Additionally, a reduced lethality is great, but if the rate of infection is exponentially higher, a smaller percentage of lethality could still produce a higher number of deaths. For example, if 1% of patients die from Delta and you have 100,000 infections, 1,000 people die. Rates of Omicron spread are being reported as much as 10 times higher. In the above example, you might have 1,000,000 infections in a population in the same period. If the lethality is half as high, you have 5,000 deaths. So, what are the ratios? We don’t know.
There is so much good news at this point in the pandemic: Vaccines are readily available, treatments are better, we understand transmission much better. There is also concern: Many medical workers have quit. The ones who are left are exhausted. How much of a surge can we sustain without an impact on treatment?
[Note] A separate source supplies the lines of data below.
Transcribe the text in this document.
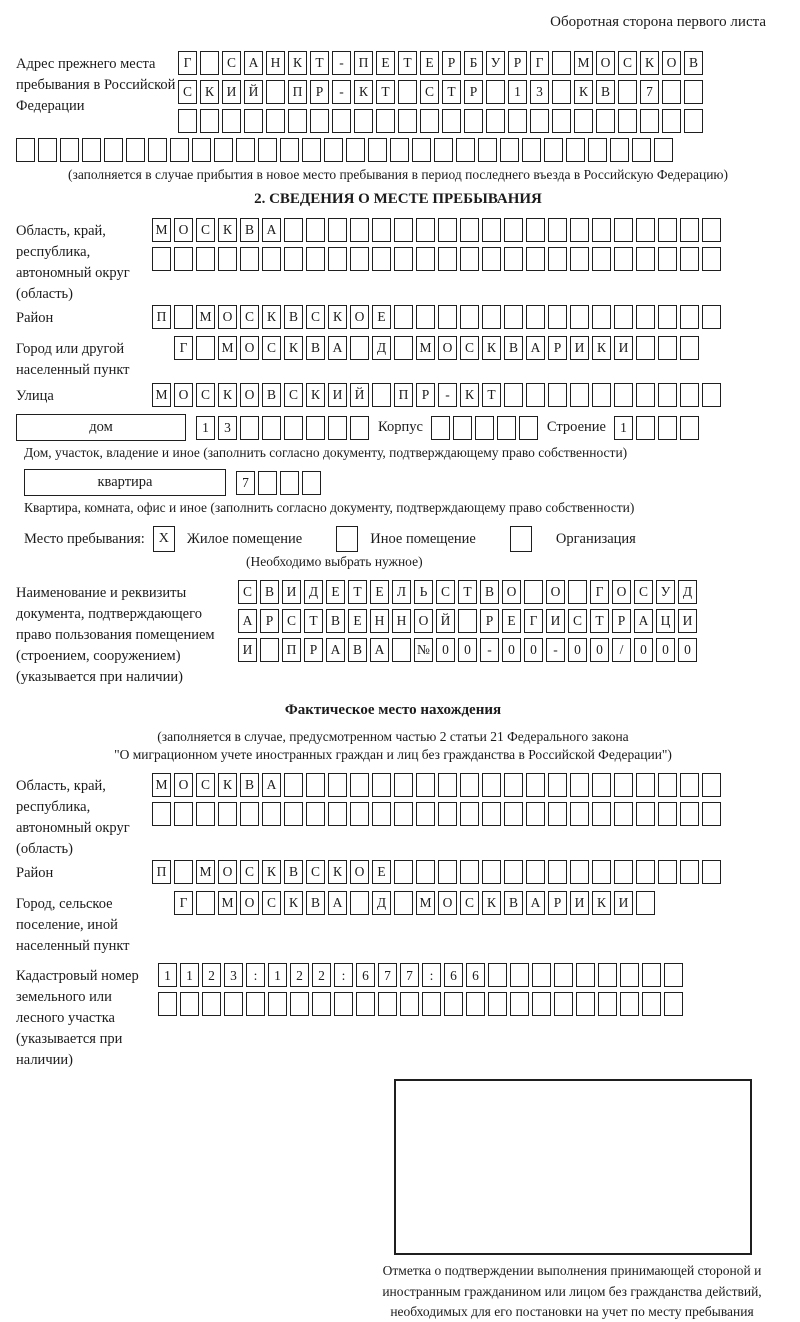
Оборотная сторона первого листа
Адрес прежнего места пребывания в Российской Федерации
Г	С А Н К Т	-	П Е	Т	Е	Р	Б У Р	Г	М О С К О В
С К И Й	П Р	-	К Т	С Т	Р	1	3	К В	7
(заполняется в случае прибытия в новое место пребывания в период последнего въезда в Российскую Федерацию)
2. СВЕДЕНИЯ О МЕСТЕ ПРЕБЫВАНИЯ
Область, край, республика, автономный округ (область)
М О С К В А
Район	П	М О С К В С К О Е
Город или другой населенный пункт
Г	М О С К В А	Д	М О С К В А Р И К И
Улица	М О С К О В С К И Й	П Р	-	К Т
дом	1	3	Корпус	Строение	1
Дом, участок, владение и иное (заполнить согласно документу, подтверждающему право собственности)
квартира	7
Квартира, комната, офис и иное (заполнить согласно документу, подтверждающему право собственности)
Место пребывания: X	Жилое помещение	Иное помещение	Организация
(Необходимо выбрать нужное)
Наименование и реквизиты документа, подтверждающего право пользования помещением (строением, сооружением) (указывается при наличии)
С В И Д Е	Т	Е Л	Ь	С Т В О	О	Г О С У Д
А Р	С Т В Е Н Н О Й	Р	Е	Г И С Т	Р А Ц И
И	П Р А В А	№ 0	0	-	0	0	-	0	0	/	0	0	0
Фактическое место нахождения
(заполняется в случае, предусмотренном частью 2 статьи 21 Федерального закона
"О миграционном учете иностранных граждан и лиц без гражданства в Российской Федерации")
Область, край, республика, автономный округ (область)
М О С К В А
Район	П	М О С К В С К О Е
Город, сельское поселение, иной населенный пункт
Г	М О С К В А	Д	М О С К В А Р И К И
Кадастровый номер земельного или лесного участка (указывается при наличии)
1	1	2	3	:	1	2	2	:	6	7	7	:	6	6
Отметка о подтверждении выполнения принимающей стороной и иностранным гражданином или лицом без гражданства действий, необходимых для его постановки на учет по месту пребывания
If care is diminished, deaths increase.
Knox County Case Numbers
Reported COVID-19 case numbers in Knox County increased in December. While some of the case numbers may have resulted from data reconciliation at the state level, that can’t account for everything. Consider that there were no single-day case numbers over 100 in the month of November. December produced eleven days over 100, spread across the month from the first day (128) to the last (506).
When you consider that two of the last four days of December the county reported over 500 cases and compare that to a total of five days over 500 in the entire last surge, the enormity of what we may be facing comes into focus. The first three days of the new year we have averaged nearly 400 new cases per day. This is not a reporting anomaly.
Will the surge in new cases produce more hospitalizations? Is it now just a cold? We can only watch as it unfolds. For now, I can tell you that at the beginning of December, we had 157 COVID-positive patients in area hospitals. Forty-five were in ICUs and 45 were on ventilators. It was a big improvement over the 757 hospitalized as of September 10, about twelve weeks earlier. However, as of now, the number has risen to 241 hospitalized, about a 60% increase.
Deaths in Knox County rose in December. Just as with cases, they never fell to the lows we experienced last summer, dropping only to twenty-two in November, whereas last May the number dropped to seven. December saw deaths roughly double to forty-five.
Is this exaggerated by the state reconciliation? No. On December 15, eleven deaths were reported for the county, but it was made clear these deaths included adjustments that stretched back through 2021. While some of those deaths could have been for December, I made the decision to exclude them entirely from local death numbers. Since I do not know to which months they should be assigned, they simply are not reflected on the graph.
So, will we see an increase in deaths in January because of the current surge in cases? There is no way to speculate at this point. We’ll have to see how severe the surge becomes and how much severe illness it produces.
As for my reporting, I’m not sure. Perhaps I’ll report on Thursdays so I can have all the state data. Unfortunately, that data will be five days old by then. It’s a dilemma. I don’t think we are going to be able to ignore it, though some data suggests the surge may be brief and — this is the real hope — it may be our last major surge. But who among us wants to make bets about the future at this point?